Had the question been posed by a reporter in Europe or America, I would have thought it arrogant. In the Korean circumstances, I had to repress that reaction. The woman – like all of my interviewers in Korea, from a television program, a news service, a newspaper and a magazine, were young women – may have been provocative, but she was not aggressive. She did want a straight answer.

That was one of the emotions. Another was the disconcerting realization that for the first time in my life I was representing Rembrandt outside the borders of his natural world. We regard Rembrandt as a universal artist, but that universe is not as big as we would like to think. The absence of a painting by Rembrandt anywhere in Asia, except for one or two in Japan, is a powerful enough fact to bring this point home. The 60 percent of humanity that lives in Asia has not shown sufficient interest in the artist to pay the price of one of his paintings. The question put me, along with Rembrandt, in my place.

This being the case, one might assume that my mission – talking about Rembrandt to the Koreans, on the invitation of the Dutch embassy in Seoul – was doomed to failure. Not at all. That the interviews took place at all was an indication of the contrary. No matter how little Korean journalists might know about Rembrandt, they were eager to find out about him.

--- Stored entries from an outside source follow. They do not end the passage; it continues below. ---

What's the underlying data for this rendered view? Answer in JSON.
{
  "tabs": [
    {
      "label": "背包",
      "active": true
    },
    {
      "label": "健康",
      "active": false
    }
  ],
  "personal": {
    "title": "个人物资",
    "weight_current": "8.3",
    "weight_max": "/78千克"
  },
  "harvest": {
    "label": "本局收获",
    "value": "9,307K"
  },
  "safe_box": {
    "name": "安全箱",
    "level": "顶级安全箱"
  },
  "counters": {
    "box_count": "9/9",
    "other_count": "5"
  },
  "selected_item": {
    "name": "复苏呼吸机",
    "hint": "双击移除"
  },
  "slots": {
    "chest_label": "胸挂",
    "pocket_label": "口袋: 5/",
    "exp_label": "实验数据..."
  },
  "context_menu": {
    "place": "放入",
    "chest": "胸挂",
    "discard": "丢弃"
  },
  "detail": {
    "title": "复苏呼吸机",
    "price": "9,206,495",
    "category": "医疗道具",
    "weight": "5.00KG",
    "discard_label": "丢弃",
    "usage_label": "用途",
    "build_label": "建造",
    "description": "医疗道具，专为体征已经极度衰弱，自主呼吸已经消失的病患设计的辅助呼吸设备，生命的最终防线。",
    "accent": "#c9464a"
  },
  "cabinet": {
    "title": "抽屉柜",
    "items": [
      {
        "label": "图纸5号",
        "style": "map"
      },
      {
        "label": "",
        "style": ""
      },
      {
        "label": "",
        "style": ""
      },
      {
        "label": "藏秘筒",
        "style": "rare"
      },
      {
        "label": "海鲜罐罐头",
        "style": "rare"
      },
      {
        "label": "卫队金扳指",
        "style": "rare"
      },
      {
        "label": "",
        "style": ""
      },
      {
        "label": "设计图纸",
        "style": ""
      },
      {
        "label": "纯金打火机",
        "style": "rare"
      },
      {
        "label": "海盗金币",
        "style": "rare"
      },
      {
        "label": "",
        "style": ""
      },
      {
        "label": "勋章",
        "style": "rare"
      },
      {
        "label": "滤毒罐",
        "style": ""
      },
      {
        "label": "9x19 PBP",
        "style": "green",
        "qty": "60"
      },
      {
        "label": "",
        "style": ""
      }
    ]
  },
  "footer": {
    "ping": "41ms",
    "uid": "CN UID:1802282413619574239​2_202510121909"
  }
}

The journalists were not the prime object of my visit, though. Foremost were the art historians of Korea and their students. As it happened, my visit coincided with the semi-annual meeting of the Korean Association of Historians of Western Art, held this October at Hongik University in Seoul. One of the organizers of the congress, Prof. Hansoon Lee of Hongik, who studied at the UvA in Amsterdam for eight years and speaks excellent Dutch, had me put on the congress program. I was impressed that not only 20 or 30 senior members of the association showed up, but more than 150 of their graduate students as well. Even more unexpected is that when I spoke to the general university audience, more undergraduates tried to get in – over 200 – than the available places and headsets for simultaneous translation.

As much as I would like to take credit for this, I once more, as so often, cede pride of place to the great Rembrandt. None of those students had ever heard of me, but they knew of Rembrandt and were so curious to know what I had to say about him that they sacrificed free time to come to my lecture.

The art historians asked some good questions after my lectures, but one question that in all its simplicity I found devastating came from an interviewer. “Do you know any Korean artists?" The answer was no, and although no excuse could satisfy myself, the interviewer was gracious enough to let it pass with an apology. One lesson I took away from a country with a far older history of art than that of the Netherlands is a warning against Western arrogance.

HongIk University audience at Rembrandt lecture,
13 September 2006

My audience at the Rembrandt lecture for art-history staff and students at HongIk University, 13 October 2006. Many had to be turned away, and there were not enough headsets for those who stayed. How can a speaker not respond with equal enthusiasm?


© Gary Schwartz 2006. Published in Loekie Schwartz’s Dutch translation in Het Financieele Dagblad, Amsterdam, 21 October 2006.

My last meeting in Seoul was with the director and curators of the National Museum of Art of Korea. Another three young ladies. I was there out of curiosity but also as a representative of CODART. I was hoping that they could help me locate a Korean museum with holdings in art from the Netherlands. They told me with pleasure and excitement of the success of an exhibition of Dutch paintings from the Mauritshuis that they had shown three years previously and that attracted 200,000 visitors. (I did not have the heart to tell them that these did not include any of my four interviewers, none of whom was aware that such an important exhibition of Dutch art had ever been held in Seoul.) But when it came to purchasing: not only was it too expensive for them and too far out of the range of usual museum collecting in Korea, but it was actually against government policy. The art world operated under the motto Han-Ryu, “Korean Culture Power," they explained. Their task was to shore up Koreanness with their efforts, and this meant collecting and displaying mainly Korean art. Contemporary art was the main focus.

I did not have time for a serious discussion of this policy. Thinking about it, I imagine that they imagine that contemporary art is more in tune with present-day notions of cultural identity than the art of older periods. These come with meanings of their own that, if only for their relation to the art of Japan and China, might not be in line with the currently preferred line.